Exor gross NAV (first semester)

Exor’s gross net asset value (first half (Exor’s corporate website))

Before analyzing the performance of the second quarter, it should be mentioned that Exor will exit the Italian Stock Exchange and align the company’s stock exchange with its Dutch legal holding structure. Thus, the delisting of Piazza Affari is expected at the end of September, precisely on the 27th. On the other hand, the listing on the Amsterdam Stock Exchange has been planned since mid-August.

Commentary on half-year performance

Starting from the bottom, the Dutch holding company posted a net profit of 265 million euros against 838 million euros a year earlier. Behind the net drop of almost 70%, hide the unrealized capital losses of the bond portfolio of PartnerRe which amount to around 1 billion euros. This negative result was only partially offset by the good performance of the Ferrari and Stellantis subsidiaries. The balance sheet appears even more alarming if we consider that the profit recorded in the first half of 2021 included a non-recurring loss of 507 million euros resulting from the deconsolidation of the former FCA, following the merger with PSA. Debt increased by 15% compared to year-end results. This was due to various reasons: 1) payment of 746 million euros to the Italian tax authorities, 2) new investments, 3) payment of a dividend of approximately 100 million euros, and 4) ongoing share buyback for an additional 100 million euros. This was partially offset by the dividend received. Even though Juventus represents only a tiny part of Exor’s portfolio, the football club closed the half-year performance in negative territory (-119 million euros) and the management expects a worse result in the second. semester.

In total, the NAV is down 17% compared to the year-end results, reaching 25.5 billion euros against 31 billion euros recorded at the end of last year.

Evolution Exor NAV

Change in net asset value of Exor (change in net asset value per share)

Conclusion and evaluation

The half-year figures only partially tell the truth. 2022 is an eventful year.

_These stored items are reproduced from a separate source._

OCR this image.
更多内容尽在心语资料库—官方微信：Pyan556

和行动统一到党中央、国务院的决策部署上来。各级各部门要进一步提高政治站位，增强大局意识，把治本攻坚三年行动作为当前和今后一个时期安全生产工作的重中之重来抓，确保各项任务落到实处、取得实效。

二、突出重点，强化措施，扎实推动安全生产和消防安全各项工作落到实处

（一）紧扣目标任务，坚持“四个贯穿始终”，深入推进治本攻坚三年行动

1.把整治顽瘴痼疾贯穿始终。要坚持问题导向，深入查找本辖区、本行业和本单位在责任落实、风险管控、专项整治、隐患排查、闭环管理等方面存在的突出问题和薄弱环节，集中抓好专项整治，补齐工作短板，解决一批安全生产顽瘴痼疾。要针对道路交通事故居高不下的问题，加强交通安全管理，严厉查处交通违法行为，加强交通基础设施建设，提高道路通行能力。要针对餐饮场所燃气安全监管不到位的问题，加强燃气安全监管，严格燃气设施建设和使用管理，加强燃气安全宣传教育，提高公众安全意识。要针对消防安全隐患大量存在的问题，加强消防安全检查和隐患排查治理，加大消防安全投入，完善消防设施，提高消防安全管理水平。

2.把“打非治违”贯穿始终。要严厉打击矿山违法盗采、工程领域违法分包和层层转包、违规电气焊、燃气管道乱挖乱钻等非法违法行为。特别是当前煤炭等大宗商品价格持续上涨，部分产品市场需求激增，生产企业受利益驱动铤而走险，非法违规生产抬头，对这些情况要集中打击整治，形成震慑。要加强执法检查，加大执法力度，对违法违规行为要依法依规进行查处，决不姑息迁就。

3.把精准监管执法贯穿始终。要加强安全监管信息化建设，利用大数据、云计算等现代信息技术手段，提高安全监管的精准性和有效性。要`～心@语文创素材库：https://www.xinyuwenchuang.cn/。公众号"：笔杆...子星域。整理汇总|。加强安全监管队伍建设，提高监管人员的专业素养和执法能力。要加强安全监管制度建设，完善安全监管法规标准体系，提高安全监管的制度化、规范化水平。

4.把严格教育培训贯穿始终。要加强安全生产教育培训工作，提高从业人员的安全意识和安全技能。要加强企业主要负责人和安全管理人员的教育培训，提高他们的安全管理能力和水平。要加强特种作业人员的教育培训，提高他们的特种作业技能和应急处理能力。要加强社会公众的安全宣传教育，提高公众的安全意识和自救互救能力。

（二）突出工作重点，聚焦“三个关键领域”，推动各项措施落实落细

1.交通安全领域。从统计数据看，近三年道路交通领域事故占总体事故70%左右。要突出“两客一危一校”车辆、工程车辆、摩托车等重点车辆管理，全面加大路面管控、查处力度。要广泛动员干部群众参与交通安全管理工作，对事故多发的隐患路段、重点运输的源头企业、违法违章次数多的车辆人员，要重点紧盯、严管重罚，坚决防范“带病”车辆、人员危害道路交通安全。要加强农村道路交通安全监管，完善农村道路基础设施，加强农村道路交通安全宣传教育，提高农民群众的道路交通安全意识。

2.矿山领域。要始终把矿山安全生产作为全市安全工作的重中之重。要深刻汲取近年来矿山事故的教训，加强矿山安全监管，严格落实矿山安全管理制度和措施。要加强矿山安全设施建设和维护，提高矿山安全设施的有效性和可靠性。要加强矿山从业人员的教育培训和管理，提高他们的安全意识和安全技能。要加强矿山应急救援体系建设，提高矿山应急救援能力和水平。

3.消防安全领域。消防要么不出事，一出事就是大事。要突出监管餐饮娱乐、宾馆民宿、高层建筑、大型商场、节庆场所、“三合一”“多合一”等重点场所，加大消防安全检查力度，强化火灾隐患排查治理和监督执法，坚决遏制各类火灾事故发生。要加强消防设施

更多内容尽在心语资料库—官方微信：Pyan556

Indeed, over the past few months, Exor has carried out a series of operations that will reshape the company’s portfolio. From the completion of the sale of PartnerRe, this positive capital gain will only be visible in the next quarter’s account, and it comes with a net gain of $3.2 billion. This money is already used to invest in big companies (like the main philosophy of Exor). Besides the recent healthcare investment, Exor acquired a minor stake in an Indian startup called Ultraviolette Automotive. This company develops electric motorcycles with a battery-powered moped. According to local media, after the capital increase, Exor will hold approximately 3.5% of Ultraviolette’s capital (for a total investment of $10 million), which suggests that its valuation exceeds $300 million. A high value for a startup still at zero in the revenue position, but justified by the great growth prospects of two-wheeled electric mobility in India (and also 65 thousand orders). Ultraviolette’s goal is to make electric motorcycles accessible to a wide audience of Indian consumers while maintaining high performance. As expected, Exor’s fund will be used by the company to increase production and finance expansion into foreign markets.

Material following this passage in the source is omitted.